I was confronted today … with an idea and a criticism. First the idea part. How about if I started living my life without needing people’s agreement? For one thing, I wouldn’t be looking over my shoulder to see if folks were still liking me. I wouldn’t have to tailor my comments to the audience, to test the wind to see if an idea would fly. I would be totally willing to say my truth without antagonism. I could enter into dialogue with someone who sees the world differently, perhaps in the end agreeing to disagree.
If we’re breaking new ground here, leaning into future possibilities, then falling back into the tried and true won’t get the job done.
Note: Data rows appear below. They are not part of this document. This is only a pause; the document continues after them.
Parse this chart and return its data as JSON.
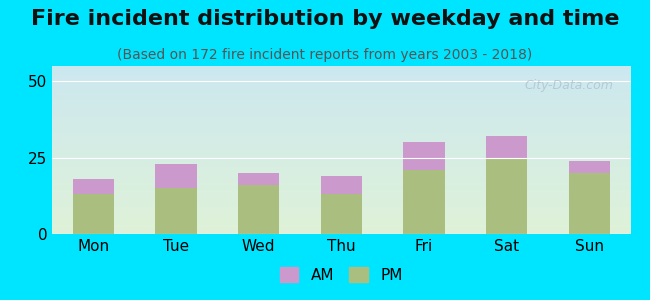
{
  "title": "Fire incident distribution by weekday and time",
  "subtitle": "(Based on 172 fire incident reports from years 2003 - 2018)",
  "categories": [
    "Mon",
    "Tue",
    "Wed",
    "Thu",
    "Fri",
    "Sat",
    "Sun"
  ],
  "pm_values": [
    13,
    15,
    16,
    13,
    21,
    25,
    20
  ],
  "am_values": [
    5,
    8,
    4,
    6,
    9,
    7,
    4
  ],
  "am_color": "#cc99cc",
  "pm_color": "#aabf7f",
  "background_outer": "#00e5ff",
  "background_chart_top": "#c8e6f0",
  "background_chart_bottom": "#d8f0d0",
  "bar_width": 0.5,
  "ylim": [
    0,
    55
  ],
  "yticks": [
    0,
    25,
    50
  ],
  "watermark_text": "City-Data.com",
  "title_fontsize": 16,
  "subtitle_fontsize": 10,
  "tick_fontsize": 11
}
The world needs fresh ideas and I include myself in the company of people who can create them. And if it’s new, naturally there’d be little agreement in the marketplace. There’s no track record for such a courageous thrust into the unknown. But the novelty of thought is where I want to be, rather than simply following the traditional ways of doing things. If I stay traditional, naturally others will be nodding their heads in response, but where’s the juice in that?
And then there’s the spiritual practice called being criticized. I felt myself contract today in response but I kept my head up, and my eyes in contact with my confronter, refusing to shrink all the way down to silence. That’s been my pattern, to plummet into the abyss of “I’m bad”, to run away with my tail between my legs. So dissatisfying. I was once told to surround myself with powerful people, to let them impact me, jolt me. Well, so be it. In order to be the conduit for great things in the world, I need to be open to influence, to correction. I need to be open to the type of conflict that raises us both up to be our best. I need to be in a tennis match with someone equally as committed and farther down the path of transformation, someone who will hit tough shots into the corners and draw out my very best in response.
I love the peace of meditation but it pales before the love flowing through a relationship between two people who are committed to each other. There’s a brilliant aliveness in asking the other person to be great, and allowing them to do the same for me.